In a wonderful bit of news for far-gone vinyl collectors looking to up the stakes on unnecessary depths of obscurantism, the Ship to Shore Phonograph Company is releasing a version of “Nobody Else Can Love Me (Like My Old Tomato Can)” cut by musician/antiquarian/delightful freakshow Tiny Tim - on the utterly obsolete Edison Cylinder format. Per Hyperallergic‘s Allison Meier:
Only 50 of the cylinders were recorded by Benjamin Canady (aka “The Victrola Guy“) who has been working with ongoing experiments of recording on old Edison cylinder phonographs. As the Vinyl Factory points out in their coverage of this momentous music resurrection, the cylinder record hasn’t totally vanished — Beck also used this tech recently as inspiration for his tracks cut into a beer bottle this year — but there’s been no wide release for the round records since the early 20th century.

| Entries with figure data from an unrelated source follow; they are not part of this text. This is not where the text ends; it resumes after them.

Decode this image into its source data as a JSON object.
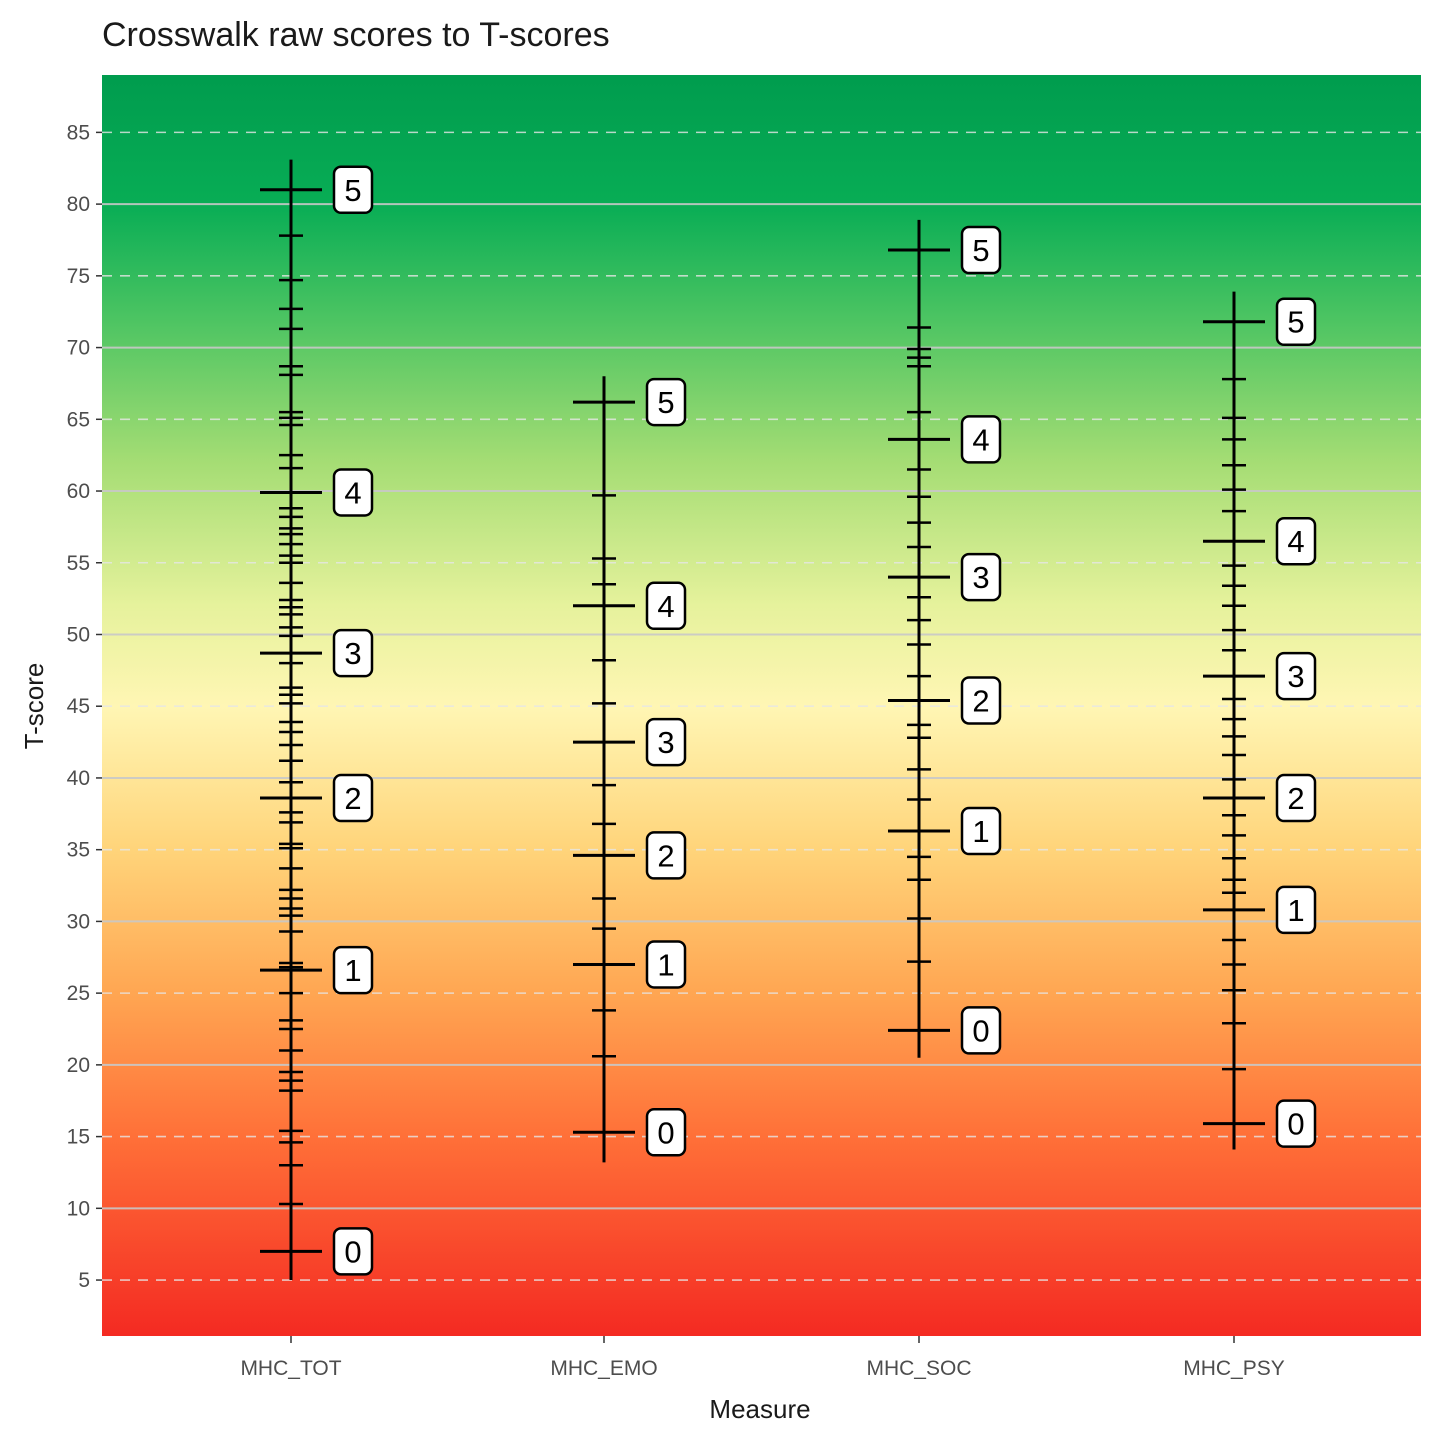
{
  "chart_data": {
    "type": "scatter",
    "title": "Crosswalk raw scores to T-scores",
    "xlabel": "Measure",
    "ylabel": "T-score",
    "ylim": [
      1.1,
      89
    ],
    "yticks": [
      5,
      10,
      15,
      20,
      25,
      30,
      35,
      40,
      45,
      50,
      55,
      60,
      65,
      70,
      75,
      80,
      85
    ],
    "grid": true,
    "background_gradient": [
      {
        "t": 89,
        "color": "#009c4e"
      },
      {
        "t": 80,
        "color": "#08ad55"
      },
      {
        "t": 72,
        "color": "#4cc462"
      },
      {
        "t": 62,
        "color": "#a5dd74"
      },
      {
        "t": 52,
        "color": "#e6f29c"
      },
      {
        "t": 45,
        "color": "#fff6b4"
      },
      {
        "t": 35,
        "color": "#ffd47a"
      },
      {
        "t": 25,
        "color": "#ffa652"
      },
      {
        "t": 15,
        "color": "#ff7038"
      },
      {
        "t": 1.1,
        "color": "#f42a22"
      }
    ],
    "measures": [
      {
        "name": "MHC_TOT",
        "range": [
          5.0,
          83.1
        ],
        "major": [
          {
            "raw": "0",
            "t": 7.0
          },
          {
            "raw": "1",
            "t": 26.6
          },
          {
            "raw": "2",
            "t": 38.6
          },
          {
            "raw": "3",
            "t": 48.7
          },
          {
            "raw": "4",
            "t": 59.9
          },
          {
            "raw": "5",
            "t": 81.0
          }
        ],
        "minor": [
          77.8,
          74.7,
          72.7,
          71.3,
          68.7,
          68.1,
          65.5,
          65.1,
          64.6,
          62.5,
          61.6,
          58.8,
          58.2,
          57.4,
          57.0,
          56.3,
          55.5,
          55.0,
          53.6,
          52.4,
          51.9,
          51.4,
          50.5,
          49.9,
          48.0,
          46.3,
          45.8,
          45.2,
          43.9,
          43.2,
          42.3,
          41.2,
          39.7,
          37.6,
          36.9,
          35.4,
          35.1,
          33.7,
          32.2,
          31.6,
          30.9,
          30.4,
          29.3,
          27.1,
          26.8,
          25.0,
          23.1,
          22.5,
          21.0,
          19.5,
          18.9,
          18.2,
          15.4,
          14.6,
          13.0,
          10.3
        ]
      },
      {
        "name": "MHC_EMO",
        "range": [
          13.2,
          68.0
        ],
        "major": [
          {
            "raw": "0",
            "t": 15.3
          },
          {
            "raw": "1",
            "t": 27.0
          },
          {
            "raw": "2",
            "t": 34.6
          },
          {
            "raw": "3",
            "t": 42.5
          },
          {
            "raw": "4",
            "t": 52.0
          },
          {
            "raw": "5",
            "t": 66.2
          }
        ],
        "minor": [
          59.7,
          55.3,
          53.5,
          48.2,
          45.2,
          39.5,
          36.8,
          31.6,
          29.5,
          23.8,
          20.6
        ]
      },
      {
        "name": "MHC_SOC",
        "range": [
          20.5,
          78.9
        ],
        "major": [
          {
            "raw": "0",
            "t": 22.4
          },
          {
            "raw": "1",
            "t": 36.3
          },
          {
            "raw": "2",
            "t": 45.4
          },
          {
            "raw": "3",
            "t": 54.0
          },
          {
            "raw": "4",
            "t": 63.6
          },
          {
            "raw": "5",
            "t": 76.8
          }
        ],
        "minor": [
          71.4,
          69.9,
          69.3,
          68.7,
          65.5,
          61.5,
          59.6,
          57.8,
          56.1,
          52.6,
          51.0,
          49.3,
          47.1,
          43.7,
          42.8,
          40.6,
          38.5,
          34.5,
          32.9,
          30.2,
          27.2
        ]
      },
      {
        "name": "MHC_PSY",
        "range": [
          14.1,
          73.9
        ],
        "major": [
          {
            "raw": "0",
            "t": 15.9
          },
          {
            "raw": "1",
            "t": 30.8
          },
          {
            "raw": "2",
            "t": 38.6
          },
          {
            "raw": "3",
            "t": 47.1
          },
          {
            "raw": "4",
            "t": 56.5
          },
          {
            "raw": "5",
            "t": 71.8
          }
        ],
        "minor": [
          67.8,
          65.1,
          63.6,
          61.8,
          60.1,
          58.6,
          54.8,
          53.4,
          52.0,
          50.3,
          48.9,
          45.5,
          44.1,
          42.9,
          41.6,
          39.9,
          37.4,
          36.0,
          34.4,
          32.9,
          32.0,
          28.7,
          27.0,
          25.2,
          22.9,
          19.7
        ]
      }
    ]
  }
}
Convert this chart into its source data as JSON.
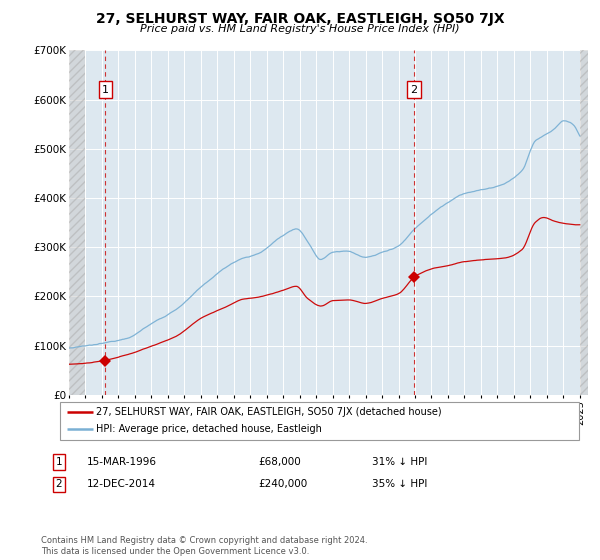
{
  "title": "27, SELHURST WAY, FAIR OAK, EASTLEIGH, SO50 7JX",
  "subtitle": "Price paid vs. HM Land Registry's House Price Index (HPI)",
  "legend_line1": "27, SELHURST WAY, FAIR OAK, EASTLEIGH, SO50 7JX (detached house)",
  "legend_line2": "HPI: Average price, detached house, Eastleigh",
  "label1_date": "15-MAR-1996",
  "label1_price": "£68,000",
  "label1_hpi": "31% ↓ HPI",
  "label2_date": "12-DEC-2014",
  "label2_price": "£240,000",
  "label2_hpi": "35% ↓ HPI",
  "footnote": "Contains HM Land Registry data © Crown copyright and database right 2024.\nThis data is licensed under the Open Government Licence v3.0.",
  "red_color": "#cc0000",
  "blue_color": "#7ab0d4",
  "vline_color": "#cc3333",
  "plot_bg_color": "#dde8f0",
  "ylim": [
    0,
    700000
  ],
  "yticks": [
    0,
    100000,
    200000,
    300000,
    400000,
    500000,
    600000,
    700000
  ],
  "ytick_labels": [
    "£0",
    "£100K",
    "£200K",
    "£300K",
    "£400K",
    "£500K",
    "£600K",
    "£700K"
  ],
  "marker1_x": 1996.21,
  "marker1_y": 68000,
  "marker2_x": 2014.95,
  "marker2_y": 240000,
  "vline1_x": 1996.21,
  "vline2_x": 2014.95,
  "hatch_end_x": 1995.0,
  "xmin": 1994.0,
  "xmax": 2025.5
}
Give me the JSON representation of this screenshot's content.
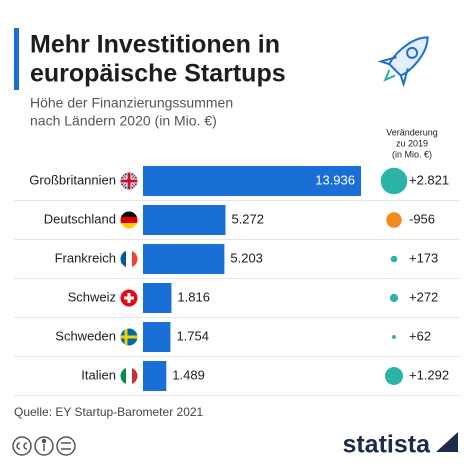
{
  "chart_data": {
    "type": "bar",
    "title": [
      "Mehr Investitionen in",
      "europäische Startups"
    ],
    "subtitle": [
      "Höhe der Finanzierungssummen",
      "nach Ländern 2020 (in Mio. €)"
    ],
    "categories": [
      "Großbritannien",
      "Deutschland",
      "Frankreich",
      "Schweiz",
      "Schweden",
      "Italien"
    ],
    "values": [
      13936,
      5272,
      5203,
      1816,
      1754,
      1489
    ],
    "value_labels": [
      "13.936",
      "5.272",
      "5.203",
      "1.816",
      "1.754",
      "1.489"
    ],
    "color": "#1a6fd6",
    "change": {
      "title": [
        "Veränderung",
        "zu 2019",
        "(in Mio. €)"
      ],
      "values": [
        2821,
        -956,
        173,
        272,
        62,
        1292
      ],
      "value_labels": [
        "+2.821",
        "-956",
        "+173",
        "+272",
        "+62",
        "+1.292"
      ],
      "colors": {
        "positive": "#2ab3a6",
        "negative": "#f28c1e"
      }
    },
    "source": "Quelle: EY Startup-Barometer 2021",
    "brand": "statista"
  }
}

And if you decide to buy one of the Tiny Tim recordings for $60, it’s quite likely you’ll have no way to play it, although they each do come with a digital recording of the song blaring from some antique phonograph horns. This isn’t the analogue age, after all.
If the only bells the name “Tiny Tim” ring for you are Dickensian, he was an out-of-left-field media star in the late ‘60s. Even in a decade as indulgent of oddities as that one was, Tim’s (nee Herbert Khaury) weirdness stuck out farther than most. He was a musician of an old-timey archivalist bent, and he might have made a fine fit for the early ‘60s folk revival if that movement hadn’t been so grimly earnest. His stage presentation was disarmingly odd - coming off as a pudgy, sartorially randomized, lysergically Jewy hybrid of Carl Sagan and Danny Devito’s Penguin, he sang hits and obscurities from the turn of the 20th Century to the Depression era in an improbable falsetto. He rose to fame and had a massive hit single with “Tiptoe Through The Tulips” thanks to appearances on TV comedy/variety shows that appreciated his eccentricity, most notably Laugh-In and The Tonight Show. It was the latter program on which, at the height of his fame, Tim notoriously got married in front of an audience of over 20 million. As he was utterly genuine in his love of the music he performed, his act fell out of step in changing times, which inevitably led to his waning popularity. Though he did eventually add some modern material to his repertoire, doing so only served to underscore his diminished stature from a popular conservator to a fringe dwelling novelty act. He died in 1996 of a heart attack suffered onstage in Minneapolis.